Another process that is undergoing significant change is the ability for field personnel to receive up-to-date information from GIS operations. The ability to access information databases through the Internet or through mobile database connectivity has already started to emerge. In-office GIS staff can now dynamically share content with field personnel in real time through a Web-based solution in the form of multimedia, documents or maps. Users can define a specific geographic area of interest (AOI) and choose content available within that AOI to create and export a collection or “book” of maps and documents that are georeferenced in a PDF format and can be easily analyzed and edited. This technology is streamlining workflow processes during data collection.
The Fit for Mobile
After any disaster, field crews need access to maps, images and details of the area both before and after the incident to document evidence of damage and perform further assessments. In a traditional approach, surveyors collect data and take notes by hand or on a laptop computer, and these resources are e-mailed separately or brought into a local office to be assembled and processed by the appropriate personnel in a labor-intensive and time-consuming process.
Mobile GIS solutions can make this process easier while also improving collaboration between office personnel and field crews.
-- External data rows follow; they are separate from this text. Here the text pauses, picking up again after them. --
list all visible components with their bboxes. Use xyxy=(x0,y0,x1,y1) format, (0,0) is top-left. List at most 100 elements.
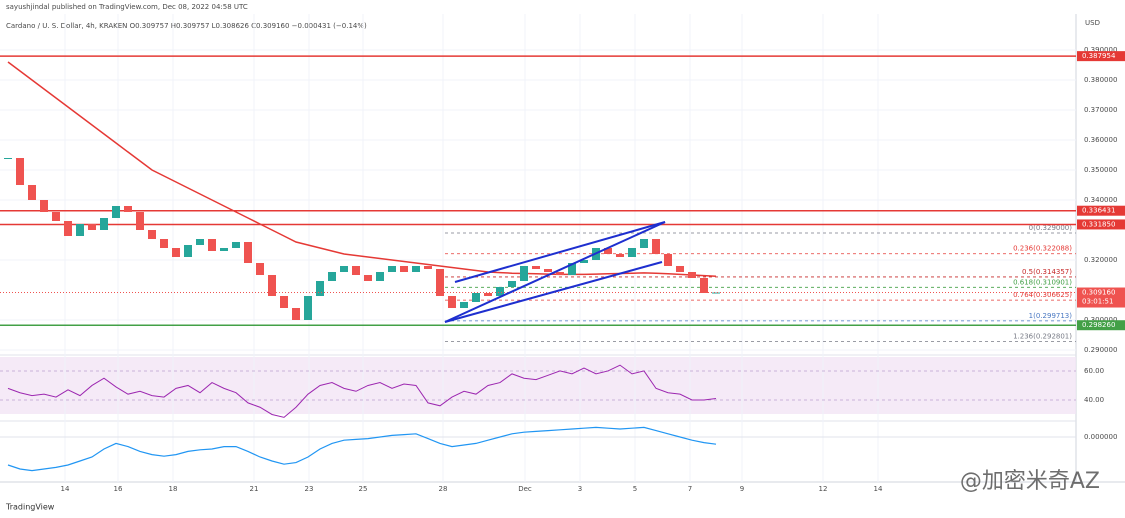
level-label: 0.298260 xyxy=(1082,321,1115,329)
y-tick-label: 0.300000 xyxy=(1084,316,1117,324)
y-tick-label: 0.360000 xyxy=(1084,136,1117,144)
x-tick-label: 16 xyxy=(114,485,123,493)
moving-average xyxy=(7,61,717,277)
x-tick-label: 3 xyxy=(578,485,582,493)
candle xyxy=(556,271,564,275)
x-tick-label: 5 xyxy=(633,485,637,493)
candle xyxy=(100,217,108,230)
countdown: 03:01:51 xyxy=(1082,298,1113,306)
y-tick-label: 0.290000 xyxy=(1084,346,1117,354)
candle xyxy=(628,247,636,257)
y-tick-label: 0.380000 xyxy=(1084,76,1117,84)
rsi-band xyxy=(0,357,1076,414)
macd-tick-label: 0.000000 xyxy=(1084,433,1117,441)
candle xyxy=(316,280,324,296)
y-tick-label: 0.320000 xyxy=(1084,256,1117,264)
header: sayushjindal published on TradingView.co… xyxy=(6,3,248,11)
level-label: 0.336431 xyxy=(1082,207,1115,215)
candle xyxy=(484,292,492,296)
candle xyxy=(340,265,348,272)
channel-line xyxy=(444,221,666,323)
candle xyxy=(532,265,540,269)
candle xyxy=(16,158,24,185)
chart-title: Cardano / U. S. Dollar, 4h, KRAKEN O0.30… xyxy=(6,22,367,30)
candle xyxy=(148,229,156,239)
candle xyxy=(364,274,372,281)
candle xyxy=(256,262,264,275)
level-tag xyxy=(1077,205,1125,216)
x-tick-label: 18 xyxy=(169,485,178,493)
candle xyxy=(712,292,720,294)
candle xyxy=(52,211,60,221)
candle xyxy=(472,292,480,302)
candle xyxy=(244,241,252,263)
candle xyxy=(232,241,240,248)
candle xyxy=(700,277,708,293)
candle xyxy=(688,271,696,278)
candle xyxy=(652,238,660,254)
x-tick-label: 9 xyxy=(740,485,744,493)
candle xyxy=(88,223,96,230)
y-tick-label: 0.350000 xyxy=(1084,166,1117,174)
level-label: 0.331850 xyxy=(1082,220,1115,228)
rsi-line xyxy=(7,364,717,418)
x-tick-label: 14 xyxy=(61,485,70,493)
candle xyxy=(664,253,672,266)
x-tick-label: 21 xyxy=(250,485,259,493)
candle xyxy=(676,265,684,272)
rsi-tick-label: 40.00 xyxy=(1084,396,1104,404)
candle xyxy=(292,307,300,320)
candle xyxy=(376,271,384,281)
candle xyxy=(460,301,468,308)
macd-line xyxy=(7,426,717,472)
x-tick-label: 23 xyxy=(305,485,314,493)
last-price-tag xyxy=(1077,287,1125,308)
candle xyxy=(328,271,336,281)
candle xyxy=(448,295,456,308)
watermark: @加密米奇AZ xyxy=(960,469,1100,494)
candle xyxy=(76,223,84,236)
fib-label: 0.236(0.322088) xyxy=(1013,245,1072,253)
candle xyxy=(412,265,420,272)
candle xyxy=(124,205,132,212)
x-tick-label: Dec xyxy=(518,485,532,493)
candle xyxy=(196,238,204,245)
candle xyxy=(172,247,180,257)
candle xyxy=(28,185,36,200)
candle xyxy=(352,265,360,275)
candle xyxy=(424,265,432,269)
currency: USD xyxy=(1085,19,1100,27)
candle xyxy=(4,158,12,160)
level-label: 0.387954 xyxy=(1082,52,1116,60)
candle xyxy=(160,238,168,248)
fib-label: 0(0.329000) xyxy=(1029,224,1073,232)
rsi-tick-label: 60.00 xyxy=(1084,367,1104,375)
candle xyxy=(580,259,588,263)
candle xyxy=(268,274,276,296)
candle xyxy=(568,262,576,275)
candle xyxy=(640,238,648,248)
candle xyxy=(508,280,516,287)
y-tick-label: 0.390000 xyxy=(1084,46,1117,54)
fib-label: 0.618(0.310901) xyxy=(1013,278,1072,286)
x-tick-label: 14 xyxy=(874,485,883,493)
x-tick-label: 12 xyxy=(819,485,828,493)
x-tick-label: 7 xyxy=(688,485,692,493)
candle xyxy=(280,295,288,308)
level-tag xyxy=(1077,320,1125,331)
candle xyxy=(388,265,396,272)
candle xyxy=(112,205,120,218)
x-tick-label: 28 xyxy=(439,485,448,493)
candle xyxy=(496,286,504,296)
candle xyxy=(544,268,552,272)
candle xyxy=(604,247,612,254)
candle xyxy=(520,265,528,281)
candle xyxy=(184,244,192,257)
candle xyxy=(136,211,144,230)
channel-line xyxy=(444,261,663,323)
y-tick-label: 0.340000 xyxy=(1084,196,1117,204)
level-tag xyxy=(1077,219,1125,230)
candle xyxy=(436,268,444,296)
For example, disaster assessment teams can be provided with a mobile-ready map book containing maps and images of the impacted area along with an assessment form for digitally recording data and notes. The PDF maps might consist of a set of half-mile-square map sheets displaying the parcel lines of each property along with streets, street names and major land-based features. The map book could contain an index map with hyperlinks to the map sheets and additional hyperlinks from each map sheet to its adjacent sheets. The assessment form could contain fields for specific information about the inspection, the property, the nature and extent of the damage, and other relevant details.
Field personnel could use the GPS tracking function of their smartphones or hand-held computers to pinpoint their exact position before beginning data collection. In addition to filling out the form digitally, surveyors could use the phones to collect photographs of the disaster. If additional information was needed, surveyors could add this information in the free-form notes area of the form or record audio notes that would be digitally attached to the other files.
Each inspection would create a single data packet for that property that could be electronically shared with peers in the field and GIS analysts in the office in real time. At the end of an inspection shift, users could export their data by e-mailing the completed packets to a command post. These e-mails could be reviewed by individuals who are actively documenting and assessing the damage, guiding field personnel and business leaders on next steps, and loading the newly collected data into the appropriate position in the GIS database for future use. The iterative functionality available in a mobile solution aids in decision making and makes the process faster and more fluid.
Advances in mobile technology are changing the way organizations equip their surveying and mapping professionals-essentially transforming people into remote data sensors. These capabilities can have a dramatic impact on workforce efficiency and effectiveness and will likely force a shift in established business models. Ultimately, the real-time supplemental data that are collected through mobile applications will serve as valuable assets in a world where geospatial information is in high demand.